The Merciful Crow
Author: Margaret Owen
Series: The Merciful Crow #1
Genre: YA, fantasy
Publisher: Henry Holt (BYR)
A future chieftain.
Fie abides by one rule: look after your own. Her Crow caste of undertakers and mercy-killers takes more abuse than coin, but when they’re called to collect royal dead, she’s hoping they’ll find the payout of a lifetime.
A fugitive prince.
When Crown Prince Jasimir turns out to have faked his death, Fie’s ready to cut her losses—and perhaps his throat. But he offers a wager that she can’t refuse: protect him from a ruthless queen, and he’ll protect the Crows when he reigns.
A too-cunning bodyguard.
Hawk warrior Tavin has always put Jas’s life before his, magically assuming the prince’s appearance and shadowing his every step. But what happens when Tavin begins to want something to call his own?
I received a free copy for an honest review.
Was it because my expectations were too high? Or because it was too hyped? Why did I keep zoning out when I was reading this book? It seemed like I wasn’t the only one too. I hate this because I can see the effort put into this book in its storytelling, and it had such unique ideas as well as some of my favorite YA book tropes that I didn’t even consider the possibility of it being anything less than amazing. Unfortunately, it still failed to capture my attention, and I found myself struggling to finish it. It’s so frustrating because I had to keep re-reading parts I already “read” since my lack of attention resulted in me failing to actually “read” any of the stories. I would re-open the books days later and realize I have little to no memory of what had just happened. Hell, I would be reading and periodically realized that I didn’t understand anything I just read.
You know how sometimes when you are in class, you dozed off, and it takes some time for you to realize that you dozed off because you didn’t even notice that you dozed off?
Yeah, it’s kind of like that.
The romance was adequate. Yeah, that’s kind of it.
Just like how many others have said before me, it was okay, but…it just wasn’t enough for me to not doze off when reading.

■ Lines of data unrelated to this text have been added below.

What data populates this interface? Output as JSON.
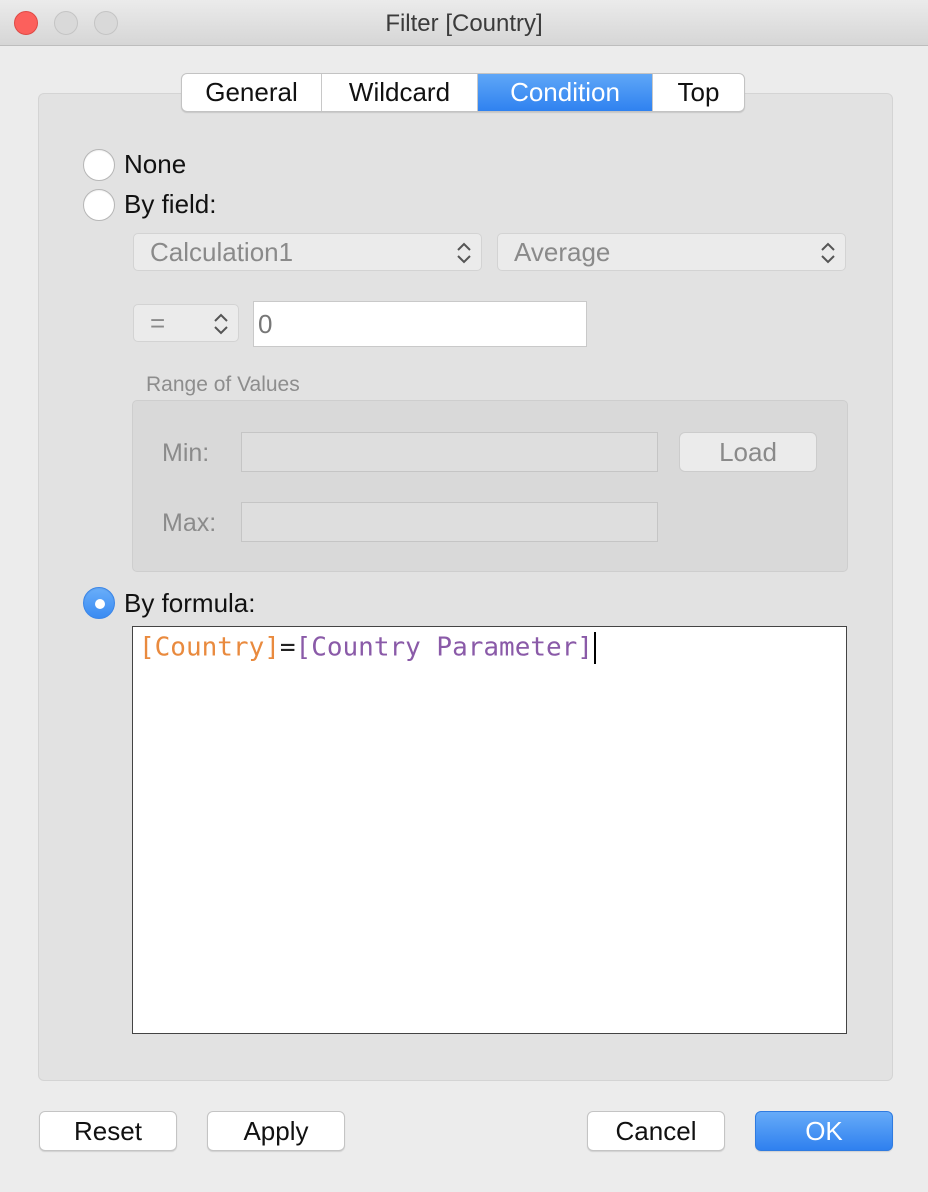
{
  "window": {
    "title": "Filter [Country]"
  },
  "tabs": [
    {
      "label": "General",
      "active": false
    },
    {
      "label": "Wildcard",
      "active": false
    },
    {
      "label": "Condition",
      "active": true
    },
    {
      "label": "Top",
      "active": false
    }
  ],
  "options": {
    "none_label": "None",
    "by_field_label": "By field:",
    "by_formula_label": "By formula:",
    "selected": "by_formula"
  },
  "by_field": {
    "field_value": "Calculation1",
    "aggregation_value": "Average",
    "operator_value": "=",
    "compare_value": "0",
    "range_title": "Range of Values",
    "min_label": "Min:",
    "max_label": "Max:",
    "min_value": "",
    "max_value": "",
    "load_label": "Load"
  },
  "formula": {
    "field": "[Country]",
    "operator": "=",
    "parameter": "[Country Parameter]"
  },
  "footer": {
    "reset_label": "Reset",
    "apply_label": "Apply",
    "cancel_label": "Cancel",
    "ok_label": "OK"
  },
  "colors": {
    "accent": "#3a8bf2",
    "formula_field": "#e98a3e",
    "formula_parameter": "#8a5aa8"
  }
}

I do want to make one thing clear though: that doesn’t mean the characters were “badly written”. Fie was a strong capable and individual, and I can understand her struggles without feeling her efforts were over the top. Jasimir’s lackluster attempts at collaboration with the crows were explained by the fact that he’s gay (*cough* Tavin *cough*). Finally, I appreciated how Tavin was written as someone who acts unreliable and incapable to hide his true capability, in order to have his opponents underestimate him.
Overall, even if this book was a bit disappointing and underwhelming, I still want to acknowledge its unique concept (crows, magic, and teeth) and world-building. It’s just a shame I kind of have to “force” myself to finish it.
about the author
Born and raised at the end of the Oregon Trail, Margaret Owen spent her childhood haunting the halls of Powell’s Books. After earning her degree in Japanese, her love of espresso called her north to Seattle, where she worked in everything from thrift stores to presidential campaigns. The common thread between every job can be summed up as: lessons were learned.
She now spends her days wrestling disgruntled characters onto the page, and negotiating a long-term hostage situation with her two monstrous cats. (There is surprisingly little difference between the two.)